Calif. AG defends state’s DNA collection of felony arrestees as vital law enforcement tool

By Paul Elias, AP
Tuesday, July 13, 2010

Calif AG defends DNA samples from felony arrestees

SAN FRANCISCO — A swab of saliva was at the center of a legal battle Tuesday over DNA collection of felony suspects and privacy rights.

A three-judge panel of the 9th Circuit U.S. Court of Appeals was considering a bid by the American Civil Liberties Union to suspend the DNA collection of anyone in California facing felony charges while the ACLU’s federal lawsuit is pending.

A lower court judge earlier rejected the ACLU’s request in a legal challenge to California’s Proposition 69, which was passed in 2004 and enacted on Jan. 1, 2009.

The ACLU alleges that the DNA collection is an unconstitutional search and seizure since some of the suspects who submit DNA samples through a swab of their cheek will later be exonerated.

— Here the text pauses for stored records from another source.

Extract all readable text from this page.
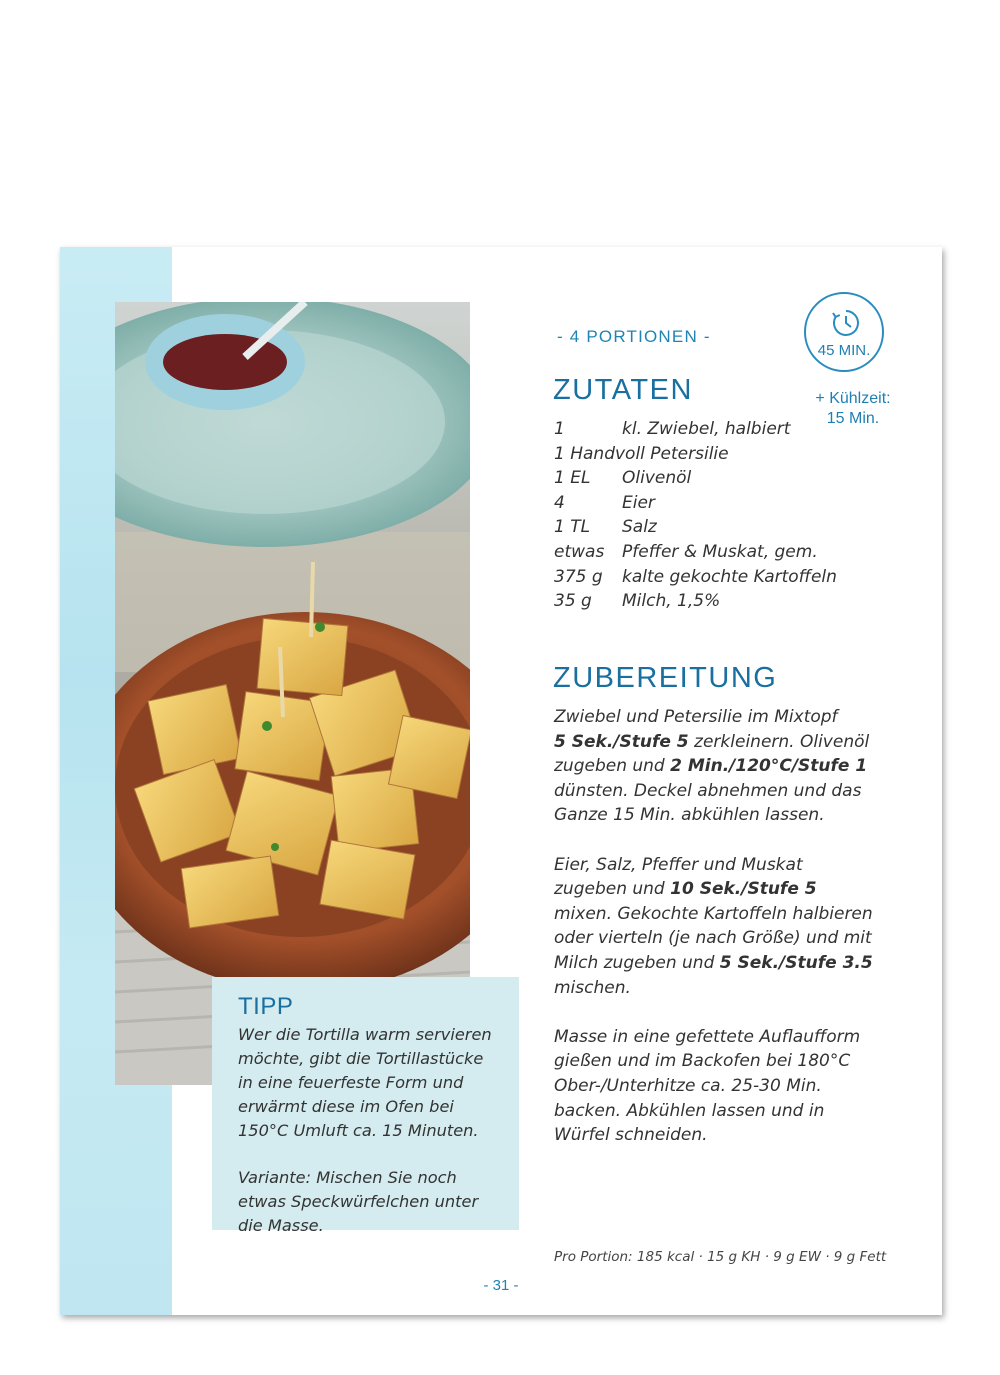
TIPP

Wer die Tortilla warm servieren möchte, gibt die Tortillastücke in eine feuerfeste Form und erwärmt diese im Ofen bei 150°C Umluft ca. 15 Minuten.

Variante: Mischen Sie noch etwas Speckwürfelchen unter die Masse.

- 4 PORTIONEN -
45 MIN.
+ Kühlzeit:
15 Min.
ZUTATEN
1	kl. Zwiebel, halbiert
1 Handvoll Petersilie
1 EL Olivenöl
4	Eier
1 TL Salz
etwas Pfeffer & Muskat, gem.
375 g kalte gekochte Kartoffeln
35 g Milch, 1,5%
ZUBEREITUNG

Zwiebel und Petersilie im Mixtopf
5 Sek./Stufe 5 zerkleinern. Olivenöl zugeben und 2 Min./120°C/Stufe 1 dünsten. Deckel abnehmen und das Ganze 15 Min. abkühlen lassen.

Eier, Salz, Pfeffer und Muskat zugeben und 10 Sek./Stufe 5 mixen. Gekochte Kartoffeln halbieren oder vierteln (je nach Größe) und mit Milch zugeben und 5 Sek./Stufe 3.5 mischen.

Masse in eine gefettete Auflaufform gießen und im Backofen bei 180°C Ober-/Unterhitze ca. 25-30 Min. backen. Abkühlen lassen und in Würfel schneiden.

Pro Portion: 185 kcal · 15 g KH · 9 g EW · 9 g Fett
- 31 -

Attorney General Jerry Brown, whose job is to defend the law, argued before the hearing that the DNA collection is akin to fingerprinting anyone who is arrested. He also said the collection is a powerful law enforcement tool.

“So far, DNA collected from arrestees has led to the identification of suspects in more than 970 rapes, murders and other very serious crimes,” said Brown, the Democratic nominee for governor in California.

The samples are stored in the state’s DNA database, which has grown to 1.5 million samples.

During the hearing, Judge Mylan Smith Jr. appeared to side with Brown, saying: “I frankly think taking your fingerprints is more intrusive.”

The two other judges on the panel were more guarded in their position. Judge Willy Fletcher wondered whether the government had the ability to destroy samples of felony suspects who are later exonerated.

Deputy Attorney General Daniel Powell said the state’s population was too vast to automatically delete those samples from the database, but that the exonerated could write a letter to the state Department of Justice asking for its removal.

Powell said that collecting the DNA is not an intrusive way of identifying criminal suspects and that keeping the samples was constitutional, even if the arrestee was later cleared of charges.

“We keep fingerprints, and we keep arrest records long after a suspect has been acquitted,” Powell said.

ACLU attorney Michael Risher told the appeals panel that investigators have expanded the use of DNA so far that privacy rights are being violated. He argued that a cheek swab differs from fingerprints because it requires probing the body.

Further, he said that DNA and fingerprints differ greatly in what they tell investigators about each suspect.

“Our fingerprints tell us nothing about ourselves,” Risher said. “DNA tells us everything.”

Risher urged the court to issue to bar police from collecting the samples until the lawsuit is resolved.